The default registry (`adler-core/data/sites.json`, ~2.5k sites) is
generated from MIT-licensed upstream data — Sherlock + Maigret + an
opt-in WhatsMyName tranche (CC BY-SA 4.0; pass `--no-wmn` to drop it
when redistributing scan output under MIT only). Detections are imported
**unverified** — `adler --doctor` validates every signal, `--doctor
--fix` proposes corrected ones, and `--doctor --fix --apply --sites
<path>` (since v0.12) patches them straight into the JSON file with
an atomic sibling-`*.tmp` rewrite.

→ Detailed lineage, schema, signal model, and doctor workflow live in
[**Site registry**](https://adler-docs.pages.dev/site-registry/).

## Troubleshooting

Common questions ("Why is everything Uncertain?", "Why does Adler find
fewer accounts than Sherlock?", "How do I scan Instagram?", …) are
covered in the [**FAQ**](https://adler-docs.pages.dev/faq/) on
the docs site.

For CI / contributor-facing commands (`cargo fmt`, `cargo clippy`,
`cargo test`), see [CONTRIBUTING.md](CONTRIBUTING.md).

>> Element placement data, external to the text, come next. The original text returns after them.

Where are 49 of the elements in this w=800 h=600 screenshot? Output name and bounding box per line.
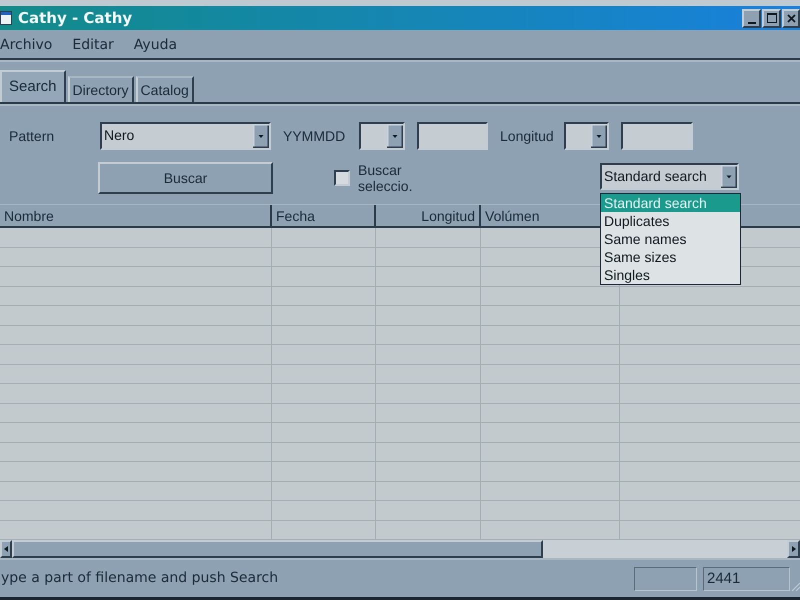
dropdown-option[interactable]: Same sizes <box>601 248 740 266</box>
window-title: Cathy - Cathy <box>18 8 132 29</box>
minimize-button[interactable] <box>742 8 761 28</box>
search-mode-dropdown[interactable]: Standard search <box>600 163 739 190</box>
column-header[interactable]: Fecha <box>272 205 376 226</box>
menu-item[interactable]: Archivo <box>0 35 52 55</box>
status-panel <box>634 566 697 590</box>
pattern-dropdown[interactable]: Nero <box>100 122 271 150</box>
maximize-icon <box>766 13 776 23</box>
scroll-left-button[interactable] <box>0 540 12 558</box>
menu-item[interactable]: Editar <box>72 35 114 55</box>
tab[interactable]: Search <box>0 70 66 102</box>
close-icon <box>786 14 796 22</box>
right-arrow-icon <box>792 546 796 552</box>
window-icon <box>0 11 12 25</box>
dropdown-arrow-icon[interactable] <box>253 124 269 148</box>
dropdown-arrow-icon[interactable] <box>721 165 737 188</box>
maximize-button[interactable] <box>762 8 781 28</box>
close-button[interactable] <box>782 8 800 28</box>
dropdown-option[interactable]: Duplicates <box>601 212 740 230</box>
length-label: Longitud <box>500 126 555 146</box>
status-count: 2441 <box>703 566 790 590</box>
length-dropdown[interactable] <box>564 122 609 150</box>
tab[interactable]: Catalog <box>136 76 194 102</box>
dropdown-arrow-icon[interactable] <box>387 124 403 148</box>
minimize-icon <box>748 22 756 24</box>
date-input-field[interactable] <box>417 122 488 150</box>
column-header[interactable]: Longitud <box>376 205 481 226</box>
column-header[interactable]: Volúmen <box>481 205 600 226</box>
left-arrow-icon <box>4 546 8 552</box>
status-message: ype a part of filename and push Search <box>0 569 278 588</box>
dropdown-option[interactable]: Singles <box>601 266 740 284</box>
scroll-right-button[interactable] <box>787 540 800 558</box>
search-button[interactable]: Buscar <box>98 162 273 194</box>
tab[interactable]: Directory <box>68 76 134 102</box>
date-label: YYMMDD <box>283 126 346 146</box>
dropdown-option[interactable]: Same names <box>601 230 740 248</box>
column-header[interactable]: Nombre <box>0 205 272 226</box>
pattern-label: Pattern <box>9 126 56 146</box>
length-input-field[interactable] <box>621 122 693 150</box>
checkbox-label: Buscar seleccio. <box>358 162 414 194</box>
dropdown-arrow-icon[interactable] <box>591 124 607 148</box>
dropdown-option[interactable]: Standard search <box>601 194 740 212</box>
horizontal-scrollbar[interactable] <box>0 540 800 558</box>
resize-grip-icon[interactable] <box>790 580 800 590</box>
menu-item[interactable]: Ayuda <box>134 35 178 55</box>
checkbox[interactable] <box>334 170 350 186</box>
date-dropdown[interactable] <box>359 122 405 150</box>
scrollbar-thumb[interactable] <box>12 540 543 558</box>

## Ethics & responsible use

Adler aggregates publicly reachable profile URLs, but aggregation makes
intrusion easy — please use it responsibly.

**Intended uses:** checking your own accounts; authorized penetration tests
and bug-bounty engagements; security research; and OSINT investigations with
a lawful basis. **Do not** use Adler to stalk, harass, dox, or surveil
people without authorization, or to mass-target individuals.

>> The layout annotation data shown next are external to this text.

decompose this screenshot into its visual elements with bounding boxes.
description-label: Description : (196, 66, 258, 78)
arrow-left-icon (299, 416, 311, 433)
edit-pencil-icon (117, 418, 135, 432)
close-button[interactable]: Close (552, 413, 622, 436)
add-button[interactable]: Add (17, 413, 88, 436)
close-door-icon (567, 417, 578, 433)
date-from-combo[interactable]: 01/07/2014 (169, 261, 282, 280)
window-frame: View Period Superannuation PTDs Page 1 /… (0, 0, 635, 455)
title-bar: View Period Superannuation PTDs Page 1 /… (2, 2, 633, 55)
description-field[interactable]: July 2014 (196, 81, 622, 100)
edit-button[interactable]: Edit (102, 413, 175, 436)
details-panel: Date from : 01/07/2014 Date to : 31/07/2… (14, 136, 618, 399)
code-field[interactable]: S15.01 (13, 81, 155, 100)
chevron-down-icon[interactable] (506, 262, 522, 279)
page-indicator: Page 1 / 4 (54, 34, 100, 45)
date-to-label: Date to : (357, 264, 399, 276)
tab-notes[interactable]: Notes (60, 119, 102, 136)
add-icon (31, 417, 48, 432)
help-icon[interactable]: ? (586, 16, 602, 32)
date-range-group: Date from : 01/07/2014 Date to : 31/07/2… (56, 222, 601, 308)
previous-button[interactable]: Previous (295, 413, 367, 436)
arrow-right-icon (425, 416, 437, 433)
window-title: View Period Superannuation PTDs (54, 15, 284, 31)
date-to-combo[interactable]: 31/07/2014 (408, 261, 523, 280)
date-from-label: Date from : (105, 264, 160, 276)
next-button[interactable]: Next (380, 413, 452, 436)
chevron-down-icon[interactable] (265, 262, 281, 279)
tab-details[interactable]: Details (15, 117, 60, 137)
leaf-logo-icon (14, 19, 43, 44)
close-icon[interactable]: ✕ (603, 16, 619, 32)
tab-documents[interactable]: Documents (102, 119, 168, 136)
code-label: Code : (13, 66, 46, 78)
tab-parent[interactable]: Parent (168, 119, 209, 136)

**Detect, never circumvent.** Adler reports anti-bot responses (rate limits,
Cloudflare challenges, captchas) as `Uncertain` — it does not solve captchas
or bypass access controls. It rate-limits per host, supports `--max-rps` and
`--respect-robots`, and writes an optional `--audit-log` of every request.
See [SECURITY.md](SECURITY.md) and [CODE_OF_CONDUCT.md](CODE_OF_CONDUCT.md).

## License

The Adler **code** is licensed under the [MIT License](LICENSE).

The default site registry (`adler-core/data/sites.json`) is also under MIT
— it is derived from the Sherlock project (MIT) and the Maigret project
(MIT). See the file's `_comment` header and the corresponding importer
scripts in `scripts/` for attribution.

The supplementary registry (`adler-core/data/sites_wmn.json`, included
by default; opt-out with `adler --no-wmn`) is derived from WhatsMyName
and licensed [CC BY-SA 4.0](LICENSE-CC-BY-SA-4.0). Adler's MIT licence
does not cover this file; downstream redistribution must preserve
attribution and the `ShareAlike` obligation on derivative data.